You are always exactly where you are supposed to be in your practice. Let developments come to you when you are ready for them.
Step 5: Have fun.
Remind yourself that they are just yoga poses. Remind yourself that you chose to spend your free time forming them.
Remind yourself that yoga is not one more thing in your life to fuck up at. It is the opposite. It may be the only space in your life where there is nothing to mess up and nothing to accomplish. I know this has been true for me.
By giving yourself permission on your mat to explore, to experience discomfort, to grow, to let everything unfold in due time and to feel joy, you are giving yourself the permission to do the same in your life. You are cultivating patience as a yogi and as a person.
The cultivation of patience in one’s yoga practice and, ultimately, in one’s life is a process. It is not something that you can or even would want to force. Your body, mind and spirit will transform when they are ready – not a minute sooner.

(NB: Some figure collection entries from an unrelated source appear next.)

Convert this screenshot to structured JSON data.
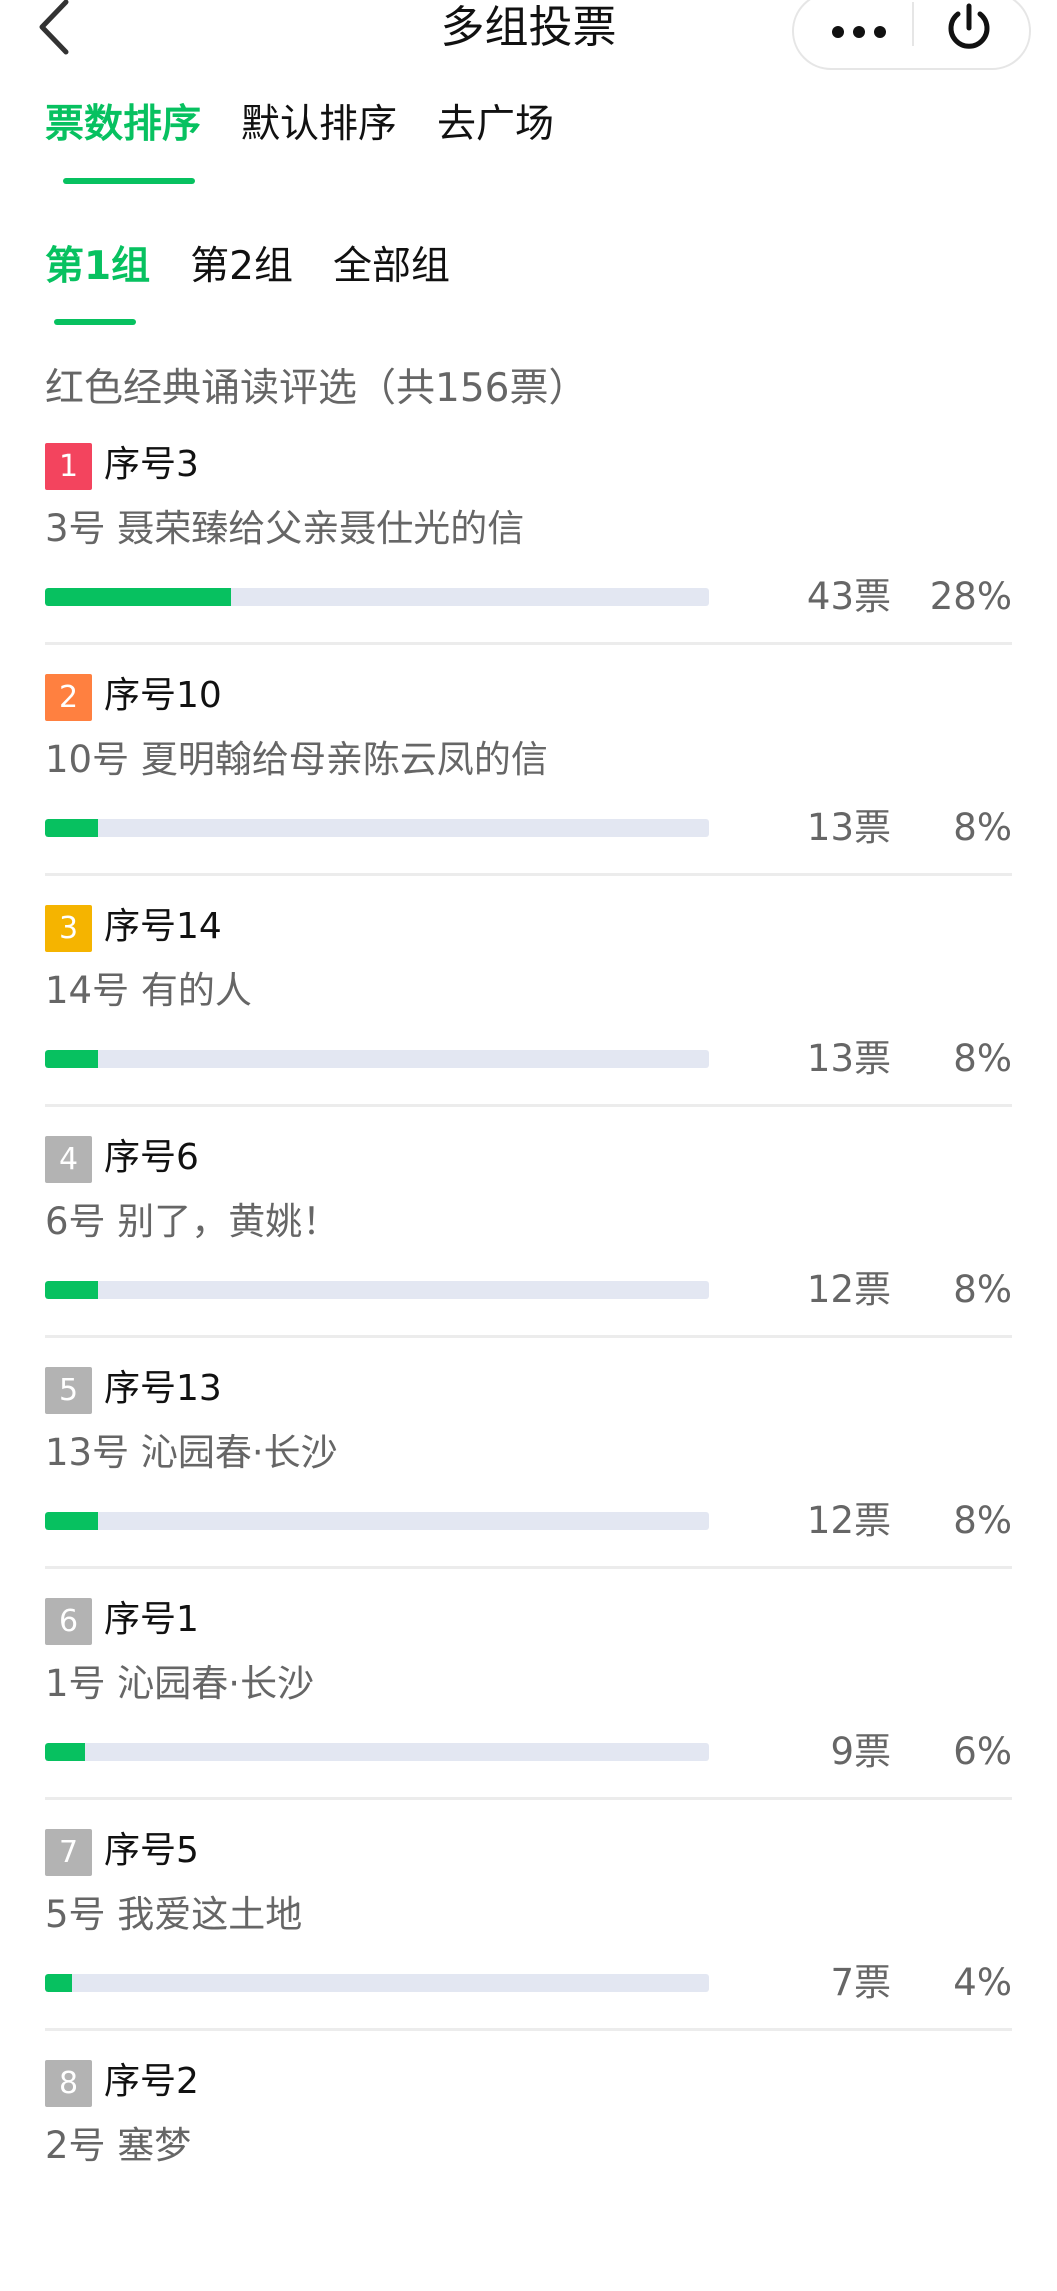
{
  "header": {
    "title": "多组投票",
    "back_icon": "chevron-left-icon",
    "more_icon": "more-dots-icon",
    "close_icon": "power-icon"
  },
  "sort_tabs": [
    {
      "label": "票数排序",
      "active": true
    },
    {
      "label": "默认排序",
      "active": false
    },
    {
      "label": "去广场",
      "active": false
    }
  ],
  "group_tabs": [
    {
      "label": "第1组",
      "active": true
    },
    {
      "label": "第2组",
      "active": false
    },
    {
      "label": "全部组",
      "active": false
    }
  ],
  "subtitle": "红色经典诵读评选（共156票）",
  "colors": {
    "accent": "#07c160",
    "rank1": "#f3445e",
    "rank2": "#ff8040",
    "rank3": "#f5b400",
    "rank_other": "#b3b3b3",
    "track": "#e3e7f2"
  },
  "items": [
    {
      "rank": "1",
      "label": "序号3",
      "name": "3号 聂荣臻给父亲聂仕光的信",
      "votes": "43票",
      "percent": "28%",
      "fill_percent": 28
    },
    {
      "rank": "2",
      "label": "序号10",
      "name": "10号 夏明翰给母亲陈云凤的信",
      "votes": "13票",
      "percent": "8%",
      "fill_percent": 8
    },
    {
      "rank": "3",
      "label": "序号14",
      "name": "14号 有的人",
      "votes": "13票",
      "percent": "8%",
      "fill_percent": 8
    },
    {
      "rank": "4",
      "label": "序号6",
      "name": "6号 别了，黄姚！",
      "votes": "12票",
      "percent": "8%",
      "fill_percent": 8
    },
    {
      "rank": "5",
      "label": "序号13",
      "name": "13号 沁园春·长沙",
      "votes": "12票",
      "percent": "8%",
      "fill_percent": 8
    },
    {
      "rank": "6",
      "label": "序号1",
      "name": "1号 沁园春·长沙",
      "votes": "9票",
      "percent": "6%",
      "fill_percent": 6
    },
    {
      "rank": "7",
      "label": "序号5",
      "name": "5号 我爱这土地",
      "votes": "7票",
      "percent": "4%",
      "fill_percent": 4
    },
    {
      "rank": "8",
      "label": "序号2",
      "name": "2号 塞梦"
    }
  ]
}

So, next time you find yourself debating skipping class, fleeing discomfort, avoiding or ignoring your edge, bullying yourself for what you cannot yet do, or dragging yourself through your practice – STOP. Get on your mat, try a new shape, breathe into yourself, accept yourself and enjoy yourself.
Trust that everything is OK in this moment. With patience alone, you are one step closer to where you want to be.